A matéria de uma página inteira estava pronta. O dia estava amanhecendo quando Paulo César caminhava para casa ainda avaliando seu personagem. "Estranho esse Collor. Não me olhou nos olhos uma única vez ao longo de toda a entrevista." O pensamento foi interrompido pelos gritos da turma do PT que acaba de deixar o Alto dos Passos e se dirigia à periferia da cidade já em campanha. Era essa a rotina dos petistas há alguns meses. Ora no Bar do PT, ora no Bar Esperança, eles se reuniam ainda na sexta-feira e emendavam as ações de campanha no sábado e no domingo. "Somos o núcleo do fogo eterno", brincava o vereador Natanael do Amaral.
Um vice ameaçado e um candidato esquecido
Tarcísio Delgado não esperou a edição da "Tribuna da Tarde" com a entrevista do Collor chegar às bancas para retornar à ponte aérea Minas-Brasília. Precisava repassar aos correligionários suas impressões sobre Alagoas. Para ele, a distância em relação às regiões Sudeste e Sul era o maior aliado do "caçador de marajás". Nada do que aparecia na mídia, relatara o peemedebista, era real. Mas uma coisa havia chamado sua atenção. "Não havia pobres em Maceió. Andei por várias ruas e não vi um só mendigo. Descobri então que eles haviam sido levados para uma área a uns 50km dali. Fui até lá. Meu Deus! Parecia um campo de concentração."
O que Tarcísio viu em Alagoas nunca virou notícia. Também não trouxe nenhuma mudança para a candidatura de Ulysses. O "velhinho", como cantava seu jingle, amargaria uma dura derrota. Depois de atuar como protagonista em toda a luta pelas eleições diretas, o PMDB não entrou na campanha de 1989. Enquanto tucanos, petistas, brizolistas, comunistas e colloridos tomavam as ruas em passeatas e carreatas, os peemedebistas ficaram em casa. Quando resolveram sair, no segundo turno, estavam divididos de Norte a Sul.

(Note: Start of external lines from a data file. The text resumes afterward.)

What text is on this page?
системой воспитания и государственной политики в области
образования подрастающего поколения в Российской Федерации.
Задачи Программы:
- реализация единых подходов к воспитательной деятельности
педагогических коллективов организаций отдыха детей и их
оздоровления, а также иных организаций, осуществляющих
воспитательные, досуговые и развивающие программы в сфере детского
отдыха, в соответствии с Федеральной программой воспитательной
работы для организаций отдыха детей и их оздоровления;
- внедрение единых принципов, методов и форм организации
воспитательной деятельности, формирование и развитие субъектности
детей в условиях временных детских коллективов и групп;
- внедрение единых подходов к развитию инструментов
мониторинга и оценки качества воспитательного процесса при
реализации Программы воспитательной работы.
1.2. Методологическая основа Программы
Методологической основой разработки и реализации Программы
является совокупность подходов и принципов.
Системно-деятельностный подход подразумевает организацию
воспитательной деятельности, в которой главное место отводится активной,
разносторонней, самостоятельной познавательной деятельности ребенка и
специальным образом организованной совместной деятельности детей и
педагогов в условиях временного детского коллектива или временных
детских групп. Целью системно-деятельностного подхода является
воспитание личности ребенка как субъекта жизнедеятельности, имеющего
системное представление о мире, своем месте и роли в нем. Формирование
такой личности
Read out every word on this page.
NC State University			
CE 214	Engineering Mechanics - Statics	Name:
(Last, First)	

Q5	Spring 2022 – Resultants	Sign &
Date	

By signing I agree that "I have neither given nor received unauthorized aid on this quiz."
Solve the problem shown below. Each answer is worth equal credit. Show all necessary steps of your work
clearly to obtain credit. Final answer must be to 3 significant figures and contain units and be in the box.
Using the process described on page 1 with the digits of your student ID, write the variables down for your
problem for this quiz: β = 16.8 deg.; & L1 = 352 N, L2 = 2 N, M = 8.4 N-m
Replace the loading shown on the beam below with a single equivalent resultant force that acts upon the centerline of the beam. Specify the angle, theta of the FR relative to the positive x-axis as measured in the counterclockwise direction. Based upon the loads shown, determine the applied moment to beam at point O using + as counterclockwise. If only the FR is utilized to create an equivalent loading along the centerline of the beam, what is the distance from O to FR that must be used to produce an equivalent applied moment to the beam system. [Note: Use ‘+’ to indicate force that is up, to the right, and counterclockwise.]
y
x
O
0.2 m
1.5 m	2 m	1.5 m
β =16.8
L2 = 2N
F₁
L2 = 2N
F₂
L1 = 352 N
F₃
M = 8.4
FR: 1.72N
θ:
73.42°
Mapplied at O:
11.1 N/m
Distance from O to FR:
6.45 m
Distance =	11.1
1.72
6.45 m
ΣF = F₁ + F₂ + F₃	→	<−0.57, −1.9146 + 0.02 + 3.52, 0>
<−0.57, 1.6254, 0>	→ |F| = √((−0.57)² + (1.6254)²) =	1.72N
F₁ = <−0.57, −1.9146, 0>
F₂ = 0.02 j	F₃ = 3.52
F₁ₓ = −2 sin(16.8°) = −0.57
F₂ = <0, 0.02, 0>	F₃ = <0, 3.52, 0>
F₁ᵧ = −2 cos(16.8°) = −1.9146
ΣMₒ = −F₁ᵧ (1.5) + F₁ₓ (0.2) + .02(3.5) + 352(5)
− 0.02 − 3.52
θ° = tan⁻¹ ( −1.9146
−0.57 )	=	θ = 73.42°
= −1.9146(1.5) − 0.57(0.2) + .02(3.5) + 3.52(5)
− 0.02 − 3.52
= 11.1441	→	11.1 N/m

Em Juiz de Fora, além do acanhamento do PMDB, o próprio Itamar Franco e o então prefeito Alberto Bejani assistiam com discrição aqueles últimos dias de campanha. Itamar convivia com as constantes ameaças à sua condição de vice, pelas próprias "intempéries" comuns a Collor. Já Bejani havia anunciado um rompimento de véspera com Collor e declarara voto em Leonel Brizola (PDT). Quem ditava a campanha collorida na cidade era a bancada de vereadores governistas. No segundo turno, Bejani retomaria o diálogo com o alagoano. Itamar seguiria em sua via-crúcis, agora com o assédio dos novos aliados pela sua condição vice.
Com os petistas multiplicando-se pela periferia da cidade em pequenos comícios, e os tucanos a bordo de um caminhão Zona da Mata adentro, Brizola desembarcou na cidade. Ovacionado por milhares de pessoas, o velho gaúcho, em segundo lugar nas pesquisas, pregou a unidade das esquerdas na esquina das Ruas Halfeld e Batista de Oliveira. "O Lula pode ser presidente daqui a uns oito anos. Agora, não. Precisamos nos unir." Brizola acertaria a maior parte do seu prognóstico. Lula seria presidente 13 anos depois. Quanto à esquerda, ela se uniu, mas apenas naquela eleição.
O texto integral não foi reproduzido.